2. **E2E:** Basic Generation Flow (Mocked LLM).
### Regression Suite (Nightly)
1. **Unit:** Token limit edge cases.
2. **E2E:** Clipboard functionality on mobile viewport emulation.
3. **Prompt Evals:** Quality checks on sample inputs.
### Resource Estimates
* **P0 Scenarios:** 5 tests (approx. 5 hours implementation).

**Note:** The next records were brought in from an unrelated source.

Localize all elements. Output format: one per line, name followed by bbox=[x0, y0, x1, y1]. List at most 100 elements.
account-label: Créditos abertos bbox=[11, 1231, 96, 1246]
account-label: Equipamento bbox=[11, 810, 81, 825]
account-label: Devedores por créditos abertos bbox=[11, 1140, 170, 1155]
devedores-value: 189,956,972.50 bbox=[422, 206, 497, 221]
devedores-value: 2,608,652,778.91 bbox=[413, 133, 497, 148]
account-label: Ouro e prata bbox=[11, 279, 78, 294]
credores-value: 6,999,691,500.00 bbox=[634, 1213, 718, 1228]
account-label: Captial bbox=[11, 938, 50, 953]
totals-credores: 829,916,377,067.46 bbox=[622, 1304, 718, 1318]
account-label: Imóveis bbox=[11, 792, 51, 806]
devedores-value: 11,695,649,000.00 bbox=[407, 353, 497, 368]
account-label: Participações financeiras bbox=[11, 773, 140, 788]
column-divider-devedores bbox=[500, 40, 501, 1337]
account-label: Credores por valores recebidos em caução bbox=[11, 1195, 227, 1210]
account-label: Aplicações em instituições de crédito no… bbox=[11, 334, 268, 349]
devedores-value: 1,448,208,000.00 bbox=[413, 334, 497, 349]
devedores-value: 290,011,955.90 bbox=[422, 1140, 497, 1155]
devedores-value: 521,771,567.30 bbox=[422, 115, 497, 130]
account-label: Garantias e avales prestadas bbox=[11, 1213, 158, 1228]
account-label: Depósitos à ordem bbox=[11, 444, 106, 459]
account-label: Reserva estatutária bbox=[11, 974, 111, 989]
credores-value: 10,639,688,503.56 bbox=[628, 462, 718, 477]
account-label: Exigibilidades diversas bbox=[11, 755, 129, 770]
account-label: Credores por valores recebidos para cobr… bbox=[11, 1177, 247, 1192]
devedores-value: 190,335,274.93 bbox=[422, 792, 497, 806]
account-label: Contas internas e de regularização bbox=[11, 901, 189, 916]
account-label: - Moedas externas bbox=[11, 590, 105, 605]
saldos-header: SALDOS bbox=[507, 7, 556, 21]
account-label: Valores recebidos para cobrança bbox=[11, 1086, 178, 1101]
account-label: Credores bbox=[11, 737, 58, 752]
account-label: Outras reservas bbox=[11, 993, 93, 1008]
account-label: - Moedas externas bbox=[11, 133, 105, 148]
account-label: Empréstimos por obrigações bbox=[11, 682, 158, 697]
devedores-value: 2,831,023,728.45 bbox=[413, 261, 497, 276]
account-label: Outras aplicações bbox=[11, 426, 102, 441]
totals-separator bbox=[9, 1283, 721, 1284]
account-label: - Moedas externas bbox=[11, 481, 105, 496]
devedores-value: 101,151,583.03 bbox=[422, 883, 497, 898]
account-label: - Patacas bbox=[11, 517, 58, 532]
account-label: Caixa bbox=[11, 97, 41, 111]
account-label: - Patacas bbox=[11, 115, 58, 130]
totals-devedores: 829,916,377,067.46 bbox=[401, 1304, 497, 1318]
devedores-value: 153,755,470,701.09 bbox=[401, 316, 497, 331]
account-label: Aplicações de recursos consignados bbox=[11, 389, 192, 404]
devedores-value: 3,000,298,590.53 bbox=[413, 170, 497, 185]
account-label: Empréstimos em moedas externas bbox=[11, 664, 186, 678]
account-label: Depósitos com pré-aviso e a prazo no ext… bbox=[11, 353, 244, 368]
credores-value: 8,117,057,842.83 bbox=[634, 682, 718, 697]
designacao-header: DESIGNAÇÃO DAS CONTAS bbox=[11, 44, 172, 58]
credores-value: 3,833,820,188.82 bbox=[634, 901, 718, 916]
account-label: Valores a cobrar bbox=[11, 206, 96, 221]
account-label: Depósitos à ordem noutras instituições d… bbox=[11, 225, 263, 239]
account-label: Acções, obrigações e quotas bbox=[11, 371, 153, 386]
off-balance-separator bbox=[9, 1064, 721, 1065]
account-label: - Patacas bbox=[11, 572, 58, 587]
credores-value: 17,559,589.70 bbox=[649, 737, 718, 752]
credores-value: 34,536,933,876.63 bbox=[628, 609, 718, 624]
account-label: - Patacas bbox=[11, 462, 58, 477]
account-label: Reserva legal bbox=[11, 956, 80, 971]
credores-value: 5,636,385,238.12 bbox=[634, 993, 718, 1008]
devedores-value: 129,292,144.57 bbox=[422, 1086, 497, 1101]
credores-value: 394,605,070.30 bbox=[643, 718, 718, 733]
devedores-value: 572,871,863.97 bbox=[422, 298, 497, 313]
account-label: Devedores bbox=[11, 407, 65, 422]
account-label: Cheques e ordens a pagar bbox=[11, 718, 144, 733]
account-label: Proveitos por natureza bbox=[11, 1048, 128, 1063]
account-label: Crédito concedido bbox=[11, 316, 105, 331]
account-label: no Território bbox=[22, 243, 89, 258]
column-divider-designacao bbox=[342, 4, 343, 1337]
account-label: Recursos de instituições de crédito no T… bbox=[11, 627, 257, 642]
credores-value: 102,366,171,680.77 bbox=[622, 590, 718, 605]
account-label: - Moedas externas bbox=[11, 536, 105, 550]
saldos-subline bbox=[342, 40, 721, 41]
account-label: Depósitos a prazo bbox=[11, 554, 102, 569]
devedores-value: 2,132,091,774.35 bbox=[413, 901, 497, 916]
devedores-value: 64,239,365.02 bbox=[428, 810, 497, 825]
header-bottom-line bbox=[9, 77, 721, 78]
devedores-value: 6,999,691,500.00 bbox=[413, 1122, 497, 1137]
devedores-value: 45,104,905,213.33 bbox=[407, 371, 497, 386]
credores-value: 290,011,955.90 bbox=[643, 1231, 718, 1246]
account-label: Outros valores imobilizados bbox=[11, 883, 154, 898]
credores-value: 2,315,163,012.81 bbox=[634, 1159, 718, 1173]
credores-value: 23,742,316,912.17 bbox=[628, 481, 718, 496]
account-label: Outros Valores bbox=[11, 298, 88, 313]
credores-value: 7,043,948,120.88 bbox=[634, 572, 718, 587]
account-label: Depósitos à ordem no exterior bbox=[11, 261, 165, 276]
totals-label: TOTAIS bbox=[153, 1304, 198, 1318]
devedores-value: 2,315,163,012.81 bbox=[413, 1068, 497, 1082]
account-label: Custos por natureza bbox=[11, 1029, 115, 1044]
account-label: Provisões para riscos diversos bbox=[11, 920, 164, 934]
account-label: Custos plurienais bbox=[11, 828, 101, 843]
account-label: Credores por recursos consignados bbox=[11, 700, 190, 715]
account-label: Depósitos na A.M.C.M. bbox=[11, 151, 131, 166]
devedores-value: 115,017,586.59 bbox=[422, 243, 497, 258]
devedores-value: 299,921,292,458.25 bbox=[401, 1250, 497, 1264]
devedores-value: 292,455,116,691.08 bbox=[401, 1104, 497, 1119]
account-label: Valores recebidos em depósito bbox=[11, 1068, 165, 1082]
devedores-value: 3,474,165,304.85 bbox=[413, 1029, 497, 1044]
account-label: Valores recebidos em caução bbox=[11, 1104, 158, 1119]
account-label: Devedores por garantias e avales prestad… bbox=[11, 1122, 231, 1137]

* **P1 Scenarios:** 3 tests (approx. 2 hours implementation).
* **P2 Scenarios:** 1 test (approx. 0.5 hours implementation).
* **Total Effort:** ~1 day.
---
## 4. Quality Gate Criteria
* **Pass Rate:** 100% on P0 tests.
* **Performance:** Generation starts within 5s (mocked latency).
* **Mitigation:** Token limiter unit tests must pass.